Today was a long day, so this will be a short summary. Any typos and inaccuracies in content are to be blamed exclusively on the wine served during the poster session.
After another continental breakfast, the first plenary session of the daym chaired by John Negele, started with a talk by Marc Vanderhaegen about nucleon structure studies. This was this year's experimental talk, for which reason I find myself too ignorant to give a good summary of it; there were lots of plots of experimental results of observables such as the ratio of the electric to magnetic form factors of the proton (which appears to be quite different if measured by unpolarised or by polarised probes for reasons to do with two-photon exchanges), the generalised parton distributions of the nucleon, and the magnetic dipole moment of the Δ(1232) resonance (which is apparently very hard to measure, because the Δ decays strongly and hence is far too short-lived to measure its magnetic moment by the precession method that can be used for stable or quasi-stable particles).
Next was James Zanotti who gave an overview of the work that has been done on hadronic structure from the side of lattice QCD. Again there were lots of plots of the same quantities, this side from lattice simulations, but I have to freely admit that I am way too ignorant of hadronic structure studies to appreciate this work very well. A better summary of the progress in this area that might be given in the comments would be appreciated.
After the coffee break, the second plenary session of the morning continued with Martin Savage in the chair. The nuclear thread of the previous session was continued by Silas Beane speaking about Hadronic interactions and nuclear physics. This was probably the funniest talk I have ever heard at a lattice conference (it included inter alia a picture of a crying baby held by G.W. Bush, illustrating the exponential growth with time of noise in baryonic channels, and of a live rabbit being pulled from a top hat). Multi-hadron states are now being targetted by lattice simulations, but dealing with the noise will require petascale computing.
The final plenary talk of the day was by Colin Morningstar, who talked about studies of excited hadronic states.

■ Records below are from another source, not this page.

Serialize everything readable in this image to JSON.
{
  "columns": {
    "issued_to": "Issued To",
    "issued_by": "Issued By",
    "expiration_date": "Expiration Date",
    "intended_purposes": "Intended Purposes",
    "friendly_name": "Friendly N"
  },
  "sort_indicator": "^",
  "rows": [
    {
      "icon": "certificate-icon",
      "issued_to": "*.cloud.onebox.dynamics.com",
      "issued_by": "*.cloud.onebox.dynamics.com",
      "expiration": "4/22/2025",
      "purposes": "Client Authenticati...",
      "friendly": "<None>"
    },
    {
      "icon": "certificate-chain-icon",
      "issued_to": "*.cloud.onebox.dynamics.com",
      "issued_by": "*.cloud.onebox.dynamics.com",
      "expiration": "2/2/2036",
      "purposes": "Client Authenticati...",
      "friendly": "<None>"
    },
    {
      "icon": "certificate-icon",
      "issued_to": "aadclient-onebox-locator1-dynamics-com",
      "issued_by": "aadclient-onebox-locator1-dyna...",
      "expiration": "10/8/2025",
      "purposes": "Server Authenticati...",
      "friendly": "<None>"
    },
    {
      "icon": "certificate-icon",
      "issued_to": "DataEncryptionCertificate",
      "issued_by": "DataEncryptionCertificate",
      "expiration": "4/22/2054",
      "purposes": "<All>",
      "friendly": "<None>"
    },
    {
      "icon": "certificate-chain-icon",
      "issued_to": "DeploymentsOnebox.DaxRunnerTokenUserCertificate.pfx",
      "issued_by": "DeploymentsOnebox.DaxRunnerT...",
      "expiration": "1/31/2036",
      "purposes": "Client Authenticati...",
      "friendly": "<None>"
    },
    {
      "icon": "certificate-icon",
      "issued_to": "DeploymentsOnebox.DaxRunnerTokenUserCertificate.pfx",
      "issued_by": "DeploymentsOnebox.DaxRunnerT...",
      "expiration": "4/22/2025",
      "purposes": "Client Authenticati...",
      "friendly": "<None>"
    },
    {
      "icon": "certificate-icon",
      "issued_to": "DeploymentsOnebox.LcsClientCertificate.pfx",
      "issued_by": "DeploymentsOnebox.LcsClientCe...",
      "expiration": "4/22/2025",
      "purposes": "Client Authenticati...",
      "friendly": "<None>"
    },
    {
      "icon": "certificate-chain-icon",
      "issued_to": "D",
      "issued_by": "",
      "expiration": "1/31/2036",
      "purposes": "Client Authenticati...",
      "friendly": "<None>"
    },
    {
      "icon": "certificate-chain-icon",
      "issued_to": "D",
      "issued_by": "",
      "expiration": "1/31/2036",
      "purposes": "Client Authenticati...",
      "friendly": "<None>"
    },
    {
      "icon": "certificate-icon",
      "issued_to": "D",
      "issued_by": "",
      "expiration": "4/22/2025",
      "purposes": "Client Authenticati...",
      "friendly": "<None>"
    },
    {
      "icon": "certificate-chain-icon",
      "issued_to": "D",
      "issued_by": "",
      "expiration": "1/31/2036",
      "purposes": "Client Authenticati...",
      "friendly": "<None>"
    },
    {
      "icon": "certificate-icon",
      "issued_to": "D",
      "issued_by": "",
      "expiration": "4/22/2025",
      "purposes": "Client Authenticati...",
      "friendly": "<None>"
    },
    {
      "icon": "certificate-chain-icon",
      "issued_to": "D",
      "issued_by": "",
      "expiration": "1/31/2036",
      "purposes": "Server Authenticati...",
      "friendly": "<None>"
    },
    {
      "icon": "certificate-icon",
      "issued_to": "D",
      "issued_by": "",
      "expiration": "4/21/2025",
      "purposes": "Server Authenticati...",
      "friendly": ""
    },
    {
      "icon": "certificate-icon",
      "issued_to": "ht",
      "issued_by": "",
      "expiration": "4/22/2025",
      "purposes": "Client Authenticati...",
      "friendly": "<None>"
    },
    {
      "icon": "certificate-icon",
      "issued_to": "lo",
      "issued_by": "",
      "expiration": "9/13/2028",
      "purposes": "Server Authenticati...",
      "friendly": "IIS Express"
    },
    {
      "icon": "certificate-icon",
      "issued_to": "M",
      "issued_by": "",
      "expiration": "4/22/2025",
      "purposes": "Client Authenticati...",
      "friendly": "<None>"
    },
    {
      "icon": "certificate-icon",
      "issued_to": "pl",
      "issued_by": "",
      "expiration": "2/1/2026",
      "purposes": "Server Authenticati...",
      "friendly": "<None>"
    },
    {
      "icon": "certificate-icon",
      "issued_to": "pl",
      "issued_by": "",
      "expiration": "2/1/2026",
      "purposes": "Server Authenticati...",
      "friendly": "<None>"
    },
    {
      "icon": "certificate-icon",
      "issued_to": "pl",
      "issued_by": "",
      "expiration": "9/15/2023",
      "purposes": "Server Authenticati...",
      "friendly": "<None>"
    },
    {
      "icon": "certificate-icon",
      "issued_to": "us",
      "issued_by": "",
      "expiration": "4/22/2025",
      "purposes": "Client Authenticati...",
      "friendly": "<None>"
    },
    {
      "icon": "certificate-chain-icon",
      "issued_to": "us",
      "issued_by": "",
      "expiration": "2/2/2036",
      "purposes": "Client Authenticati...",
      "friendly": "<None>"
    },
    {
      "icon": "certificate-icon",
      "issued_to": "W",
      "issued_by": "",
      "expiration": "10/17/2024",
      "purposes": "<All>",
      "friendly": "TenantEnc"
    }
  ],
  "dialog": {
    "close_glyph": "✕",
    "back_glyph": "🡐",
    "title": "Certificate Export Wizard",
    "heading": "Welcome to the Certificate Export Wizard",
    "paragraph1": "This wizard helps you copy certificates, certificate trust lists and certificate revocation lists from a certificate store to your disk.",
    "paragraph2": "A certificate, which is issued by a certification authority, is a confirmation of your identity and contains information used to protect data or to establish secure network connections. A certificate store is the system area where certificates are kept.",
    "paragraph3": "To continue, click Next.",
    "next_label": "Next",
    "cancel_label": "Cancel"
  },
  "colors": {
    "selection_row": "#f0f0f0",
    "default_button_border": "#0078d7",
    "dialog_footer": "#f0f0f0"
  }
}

His talk concentrated almost exclusively on the very extensive work done in this area by his collaborators, who have indeed made some remarkable progress on this very difficult problem; however, there are also some other approaches to extracting information on excited states, which may well turn out to not be competitive with the variational method, but might still deserve a mention at least in this blog.
After lunch with some colleagues, taken at an Asian buffet place that was both better and much more reasonably priced than the university canteen, I attended parallel sessions. The more remarkable talks included Constantia Alexandrou presenting a new method to extract excited states, which seemed to work remarkably well given that it appeared to be largely a rather glorified form of uniform random search. Progress towards using the HISQ action for simulations with staggered quarks including dynamical charm was presented by Alexei Bazavov. Michael Clark spoke about adaptive multi-grid methods for QCD as potential competitors to deflation methods. A presentation an a new high-performance computing architecture was given by John Mucci, the CEO of SiCortex, the company producing it -- it sounded a bit like marketing, but if their computers really only use 200 W per 100 GFlops and can run with ordinary air-cooling that would be quite amazing.
Finally, the poster session closed the day. My poster on the determination of the O(Nfαsa2) improvement coefficients for the Lüscher-Weisz action with dynamical HISQ fermions appeared to be received quite well by its intended audience. The food was gone quickly, and the wine not much more slowly. By an amusing coincidence there was a poster from another group about pretty much exactly the same work as I am doing with people at Zeuthen at the moment.